Helen came to St. Jude three years ago with rhabdomyosarcoma, an aggressive cancer of the soft tissue. Her treatment has included chemotherapy, brachyradiotherapy, surgery and most recently a stem cell transplant, completed in December of 2010. Helen is the daughter of Andra and John Tully Jr.

John co-founded MikroTik with his partner and co-owner Arnis Riekstins. The Latvian company provides wireless ISP systems for Internet connectivity in many countries around the world. Now, MikroTik is partnering with St. Jude to help uncover the mysteries of how childhood cancers begin and grow in children like Helen. The company has provided $1.5 million in sponsorship support of the hospital’s cancer research and the St. Jude Children’s Research Hospital – Washington University Pediatric Cancer Genome Project.

“We are honored to have this incredibly special company embrace the St. Jude mission,” says Richard C. Shadyac Jr., CEO of ALSAC, the fundraising organization for St. Jude. “Their partnership is particularly significant because of their personal connection to the mission and speaks to the urgency of research into the genetic causes of childhood cancer.”

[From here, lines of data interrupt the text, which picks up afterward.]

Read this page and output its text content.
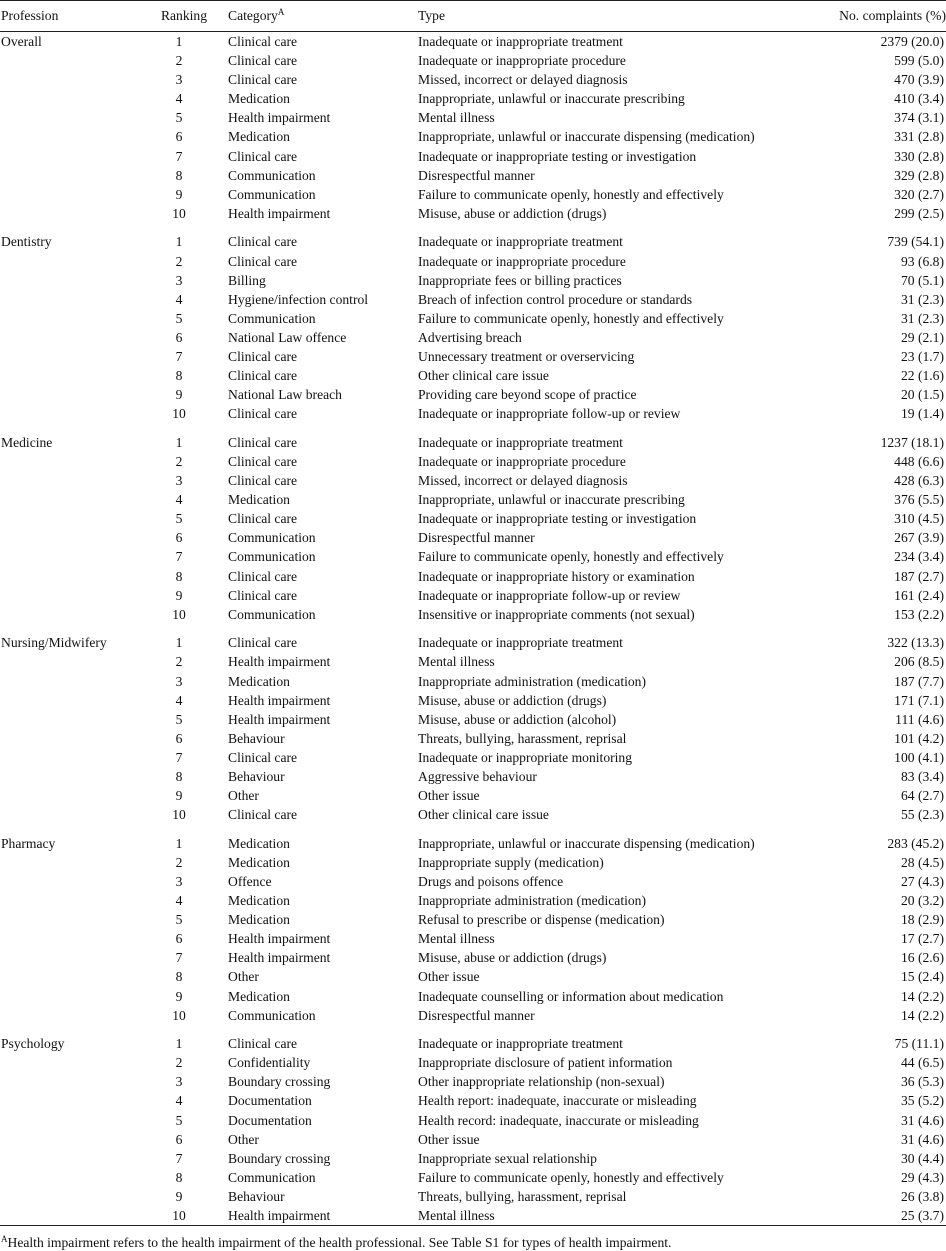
Profession	Ranking	Category$^A$	Type	No. complaints (%)
Overall	1	Clinical care	Inadequate or inappropriate treatment	2379 (20.0)
	2	Clinical care	Inadequate or inappropriate procedure	599 (5.0)
	3	Clinical care	Missed, incorrect or delayed diagnosis	470 (3.9)
	4	Medication	Inappropriate, unlawful or inaccurate prescribing	410 (3.4)
	5	Health impairment	Mental illness	374 (3.1)
	6	Medication	Inappropriate, unlawful or inaccurate dispensing (medication)	331 (2.8)
	7	Clinical care	Inadequate or inappropriate testing or investigation	330 (2.8)
	8	Communication	Disrespectful manner	329 (2.8)
	9	Communication	Failure to communicate openly, honestly and effectively	320 (2.7)
	10	Health impairment	Misuse, abuse or addiction (drugs)	299 (2.5)

Dentistry	1	Clinical care	Inadequate or inappropriate treatment	739 (54.1)
	2	Clinical care	Inadequate or inappropriate procedure	93 (6.8)
	3	Billing	Inappropriate fees or billing practices	70 (5.1)
	4	Hygiene/infection control	Breach of infection control procedure or standards	31 (2.3)
	5	Communication	Failure to communicate openly, honestly and effectively	31 (2.3)
	6	National Law offence	Advertising breach	29 (2.1)
	7	Clinical care	Unnecessary treatment or overservicing	23 (1.7)
	8	Clinical care	Other clinical care issue	22 (1.6)
	9	National Law breach	Providing care beyond scope of practice	20 (1.5)
	10	Clinical care	Inadequate or inappropriate follow-up or review	19 (1.4)

Medicine	1	Clinical care	Inadequate or inappropriate treatment	1237 (18.1)
	2	Clinical care	Inadequate or inappropriate procedure	448 (6.6)
	3	Clinical care	Missed, incorrect or delayed diagnosis	428 (6.3)
	4	Medication	Inappropriate, unlawful or inaccurate prescribing	376 (5.5)
	5	Clinical care	Inadequate or inappropriate testing or investigation	310 (4.5)
	6	Communication	Disrespectful manner	267 (3.9)
	7	Communication	Failure to communicate openly, honestly and effectively	234 (3.4)
	8	Clinical care	Inadequate or inappropriate history or examination	187 (2.7)
	9	Clinical care	Inadequate or inappropriate follow-up or review	161 (2.4)
	10	Communication	Insensitive or inappropriate comments (not sexual)	153 (2.2)

Nursing/Midwifery	1	Clinical care	Inadequate or inappropriate treatment	322 (13.3)
	2	Health impairment	Mental illness	206 (8.5)
	3	Medication	Inappropriate administration (medication)	187 (7.7)
	4	Health impairment	Misuse, abuse or addiction (drugs)	171 (7.1)
	5	Health impairment	Misuse, abuse or addiction (alcohol)	111 (4.6)
	6	Behaviour	Threats, bullying, harassment, reprisal	101 (4.2)
	7	Clinical care	Inadequate or inappropriate monitoring	100 (4.1)
	8	Behaviour	Aggressive behaviour	83 (3.4)
	9	Other	Other issue	64 (2.7)
	10	Clinical care	Other clinical care issue	55 (2.3)

Pharmacy	1	Medication	Inappropriate, unlawful or inaccurate dispensing (medication)	283 (45.2)
	2	Medication	Inappropriate supply (medication)	28 (4.5)
	3	Offence	Drugs and poisons offence	27 (4.3)
	4	Medication	Inappropriate administration (medication)	20 (3.2)
	5	Medication	Refusal to prescribe or dispense (medication)	18 (2.9)
	6	Health impairment	Mental illness	17 (2.7)
	7	Health impairment	Misuse, abuse or addiction (drugs)	16 (2.6)
	8	Other	Other issue	15 (2.4)
	9	Medication	Inadequate counselling or information about medication	14 (2.2)
	10	Communication	Disrespectful manner	14 (2.2)

Psychology	1	Clinical care	Inadequate or inappropriate treatment	75 (11.1)
	2	Confidentiality	Inappropriate disclosure of patient information	44 (6.5)
	3	Boundary crossing	Other inappropriate relationship (non-sexual)	36 (5.3)
	4	Documentation	Health report: inadequate, inaccurate or misleading	35 (5.2)
	5	Documentation	Health record: inadequate, inaccurate or misleading	31 (4.6)
	6	Other	Other issue	31 (4.6)
	7	Boundary crossing	Inappropriate sexual relationship	30 (4.4)
	8	Communication	Failure to communicate openly, honestly and effectively	29 (4.3)
	9	Behaviour	Threats, bullying, harassment, reprisal	26 (3.8)
	10	Health impairment	Mental illness	25 (3.7)
$^A$Health impairment refers to the health impairment of the health professional. See Table S1 for types of health impairment.
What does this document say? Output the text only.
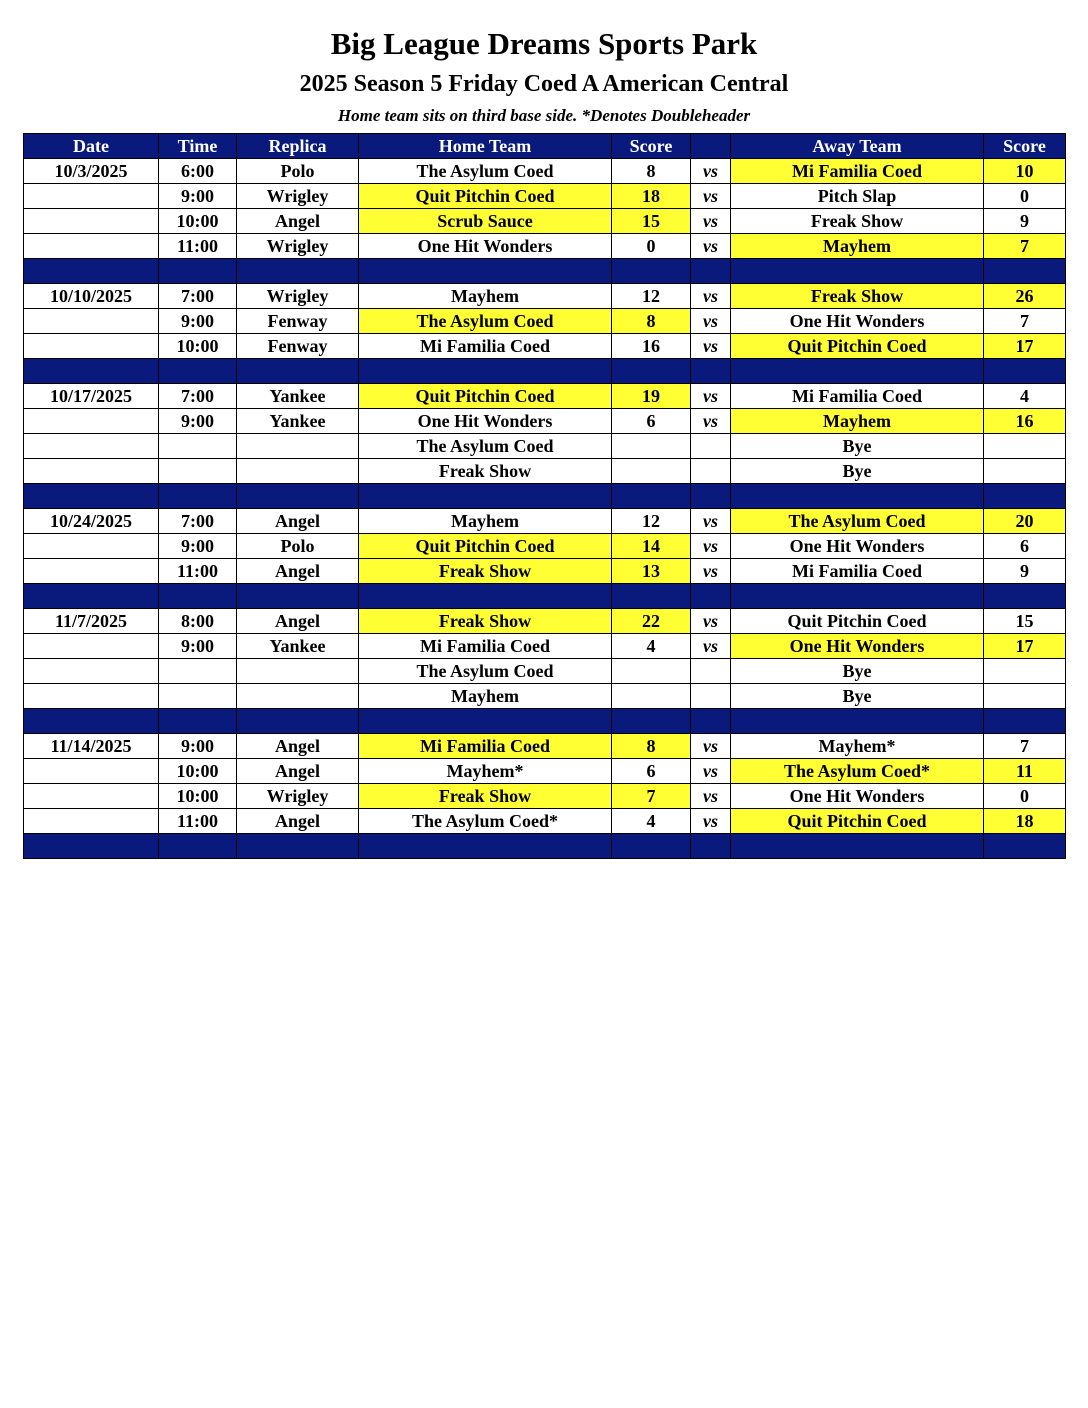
Big League Dreams Sports Park
2025 Season 5 Friday Coed A American Central
Home team sits on third base side. *Denotes Doubleheader
Date	Time	Replica	Home Team	Score		Away Team	Score
10/3/2025	6:00	Polo	The Asylum Coed	8	vs	Mi Familia Coed	10
	9:00	Wrigley	Quit Pitchin Coed	18	vs	Pitch Slap	0
	10:00	Angel	Scrub Sauce	15	vs	Freak Show	9
	11:00	Wrigley	One Hit Wonders	0	vs	Mayhem	7

10/10/2025	7:00	Wrigley	Mayhem	12	vs	Freak Show	26
	9:00	Fenway	The Asylum Coed	8	vs	One Hit Wonders	7
	10:00	Fenway	Mi Familia Coed	16	vs	Quit Pitchin Coed	17

10/17/2025	7:00	Yankee	Quit Pitchin Coed	19	vs	Mi Familia Coed	4
	9:00	Yankee	One Hit Wonders	6	vs	Mayhem	16
			The Asylum Coed			Bye	
			Freak Show			Bye	

10/24/2025	7:00	Angel	Mayhem	12	vs	The Asylum Coed	20
	9:00	Polo	Quit Pitchin Coed	14	vs	One Hit Wonders	6
	11:00	Angel	Freak Show	13	vs	Mi Familia Coed	9

11/7/2025	8:00	Angel	Freak Show	22	vs	Quit Pitchin Coed	15
	9:00	Yankee	Mi Familia Coed	4	vs	One Hit Wonders	17
			The Asylum Coed			Bye	
			Mayhem			Bye	

11/14/2025	9:00	Angel	Mi Familia Coed	8	vs	Mayhem*	7
	10:00	Angel	Mayhem*	6	vs	The Asylum Coed*	11
	10:00	Wrigley	Freak Show	7	vs	One Hit Wonders	0
	11:00	Angel	The Asylum Coed*	4	vs	Quit Pitchin Coed	18
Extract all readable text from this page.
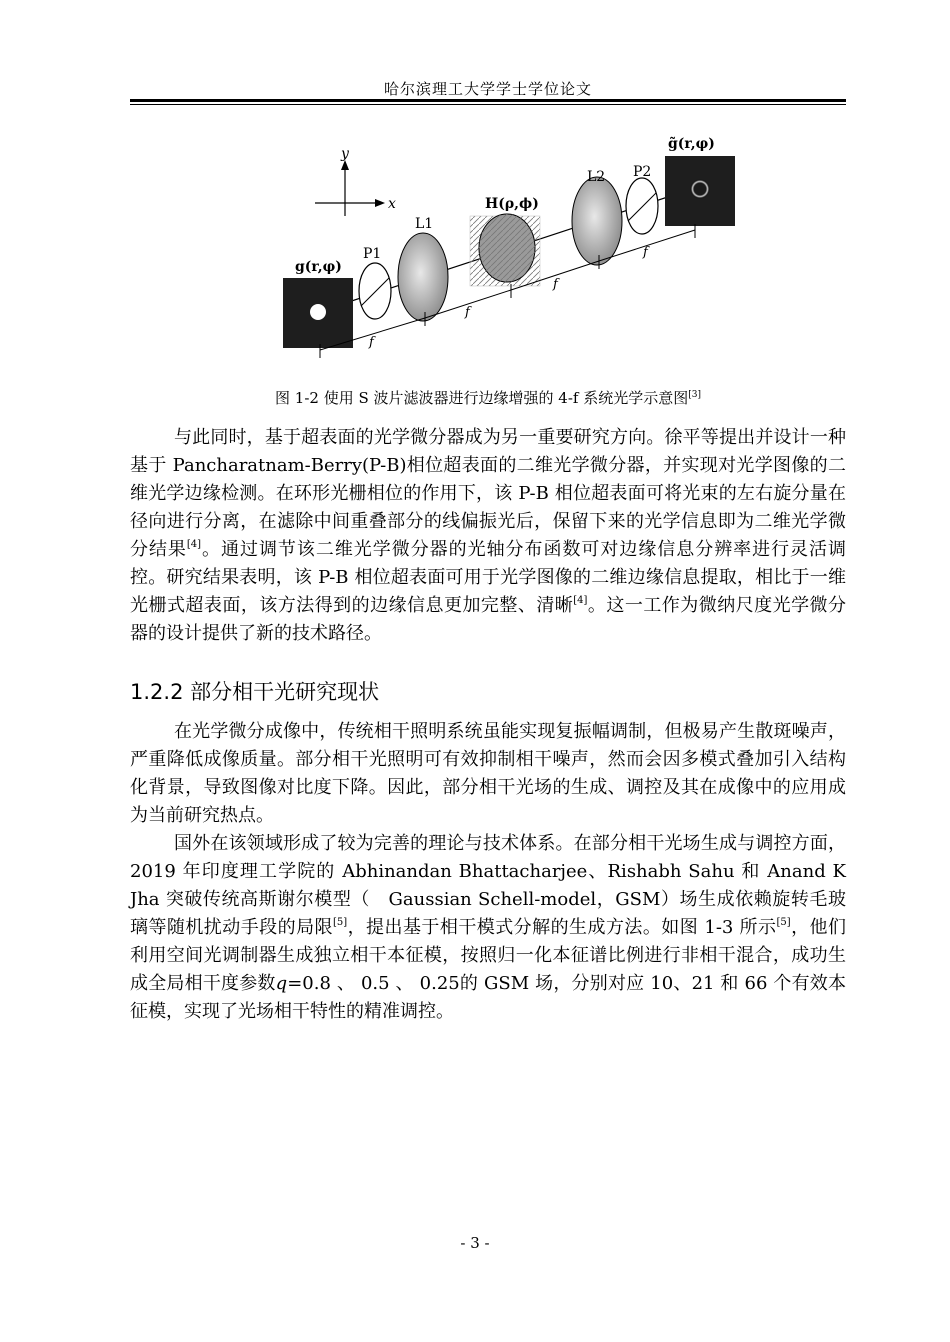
哈尔滨理工大学学士学位论文
y
x
g(r,φ)
P1
L1
H(ρ,ϕ)
L2 P2
g̃(r,φ)
f
f
f
f
图 1-2 使用 S 波片滤波器进行边缘增强的 4-f 系统光学示意图[3]

与此同时，基于超表面的光学微分器成为另一重要研究方向。徐平等提出并设计一种基于 Pancharatnam-Berry(P-B)相位超表面的二维光学微分器，并实现对光学图像的二维光学边缘检测。在环形光栅相位的作用下，该 P-B 相位超表面可将光束的左右旋分量在径向进行分离，在滤除中间重叠部分的线偏振光后，保留下来的光学信息即为二维光学微分结果[4]。通过调节该二维光学微分器的光轴分布函数可对边缘信息分辨率进行灵活调控。研究结果表明，该 P-B 相位超表面可用于光学图像的二维边缘信息提取，相比于一维光栅式超表面，该方法得到的边缘信息更加完整、清晰[4]。这一工作为微纳尺度光学微分器的设计提供了新的技术路径。

1.2.2 部分相干光研究现状

在光学微分成像中，传统相干照明系统虽能实现复振幅调制，但极易产生散斑噪声，严重降低成像质量。部分相干光照明可有效抑制相干噪声，然而会因多模式叠加引入结构化背景，导致图像对比度下降。因此，部分相干光场的生成、调控及其在成像中的应用成为当前研究热点。

国外在该领域形成了较为完善的理论与技术体系。在部分相干光场生成与调控方面，2019 年印度理工学院的 Abhinandan Bhattacharjee、Rishabh Sahu 和 Anand K Jha 突破传统高斯谢尔模型（　Gaussian Schell-model，GSM）场生成依赖旋转毛玻璃等随机扰动手段的局限[5]，提出基于相干模式分解的生成方法。如图 1-3 所示[5]，他们利用空间光调制器生成独立相干本征模，按照归一化本征谱比例进行非相干混合，成功生成全局相干度参数q=0.8 、 0.5 、 0.25的 GSM 场，分别对应 10、21 和 66 个有效本征模，实现了光场相干特性的精准调控。

- 3 -
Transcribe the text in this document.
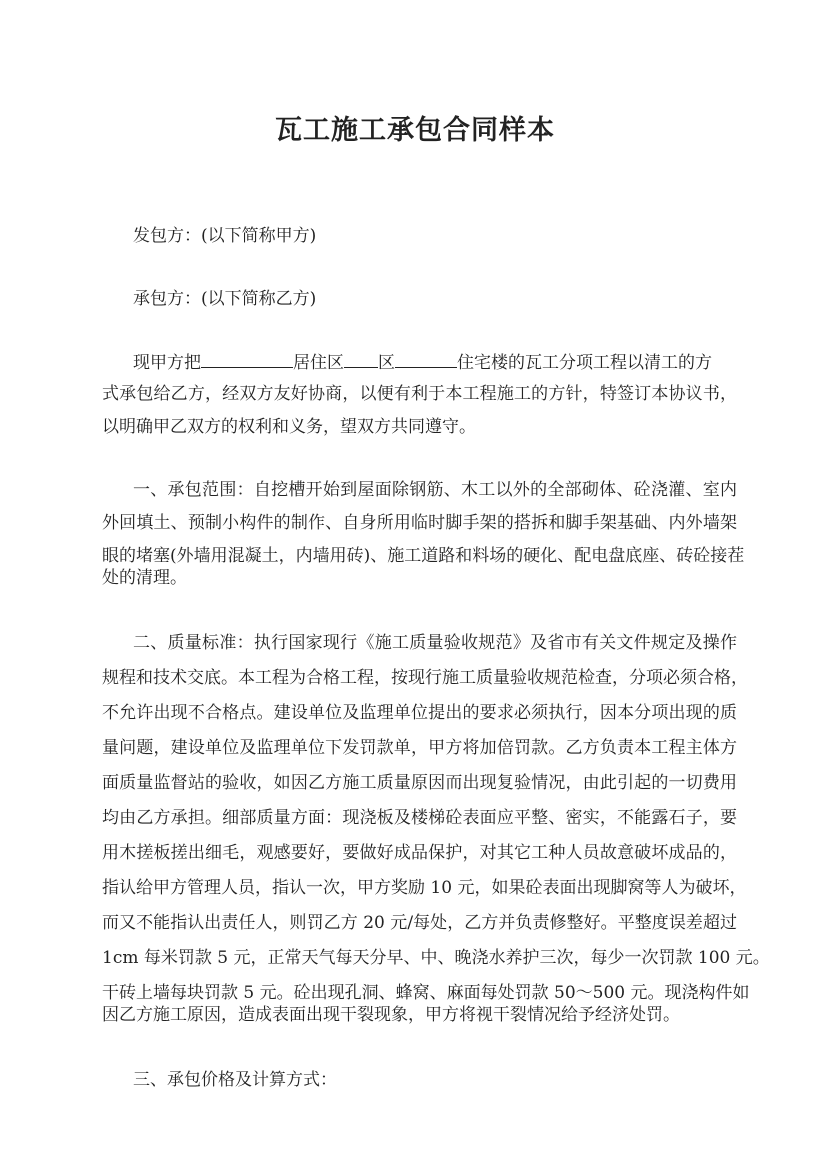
瓦工施工承包合同样本
发包方：(以下简称甲方)
承包方：(以下简称乙方)
现甲方把	居住区 区	住宅楼的瓦工分项工程以清工的方
式承包给乙方，经双方友好协商，以便有利于本工程施工的方针，特签订本协议书，
以明确甲乙双方的权利和义务，望双方共同遵守。
一、承包范围：自挖槽开始到屋面除钢筋、木工以外的全部砌体、砼浇灌、室内
外回填土、预制小构件的制作、自身所用临时脚手架的搭拆和脚手架基础、内外墙架
眼的堵塞(外墙用混凝土，内墙用砖)、施工道路和料场的硬化、配电盘底座、砖砼接茬
处的清理。
二、质量标准：执行国家现行《施工质量验收规范》及省市有关文件规定及操作
规程和技术交底。本工程为合格工程，按现行施工质量验收规范检查，分项必须合格，
不允许出现不合格点。建设单位及监理单位提出的要求必须执行，因本分项出现的质
量问题，建设单位及监理单位下发罚款单，甲方将加倍罚款。乙方负责本工程主体方
面质量监督站的验收，如因乙方施工质量原因而出现复验情况，由此引起的一切费用
均由乙方承担。细部质量方面：现浇板及楼梯砼表面应平整、密实，不能露石子，要
用木搓板搓出细毛，观感要好，要做好成品保护，对其它工种人员故意破坏成品的，
指认给甲方管理人员，指认一次，甲方奖励 10 元，如果砼表面出现脚窝等人为破坏，
而又不能指认出责任人，则罚乙方 20 元/每处，乙方并负责修整好。平整度误差超过
1cm 每米罚款 5 元，正常天气每天分早、中、晚浇水养护三次，每少一次罚款 100 元。
干砖上墙每块罚款 5 元。砼出现孔洞、蜂窝、麻面每处罚款 50～500 元。现浇构件如
因乙方施工原因，造成表面出现干裂现象，甲方将视干裂情况给予经济处罚。
三、承包价格及计算方式：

The most ambitious initiative of its kind, the Pediatric Cancer Genome Project  will sequence the normal and cancer genomes of more than 600 childhood cancer patients during a three-year span. The project will allow scientists to identify the genetic mutations that lead to childhood cancer and will provide a foundation for discovery for diagnostic and treatment advancements.

“It’s a privilege and honor to partner with St. Jude on this important effort,” Riekstins says. “We see firsthand how St. Jude has tailored a cutting-edge protocol for Helen and how the staff provides incredible patient care that includes the entire family. This dedication to quality matches the values of our company and confirms the importance of our commitment.”

Despite her treatment, Helen remains buoyant, bantering with her nurses at the hospital. Her father is a native Memphian, and Helen loves being with her grandmother, who lives near the hospital.

This little girl, who links her father’s technology company on the Daugava River with St. Jude on the Mississippi River, has a unique quality for bringing people together. Affectionate and fun loving, she simply smiles and says, “Come here—Let me give you a hug.”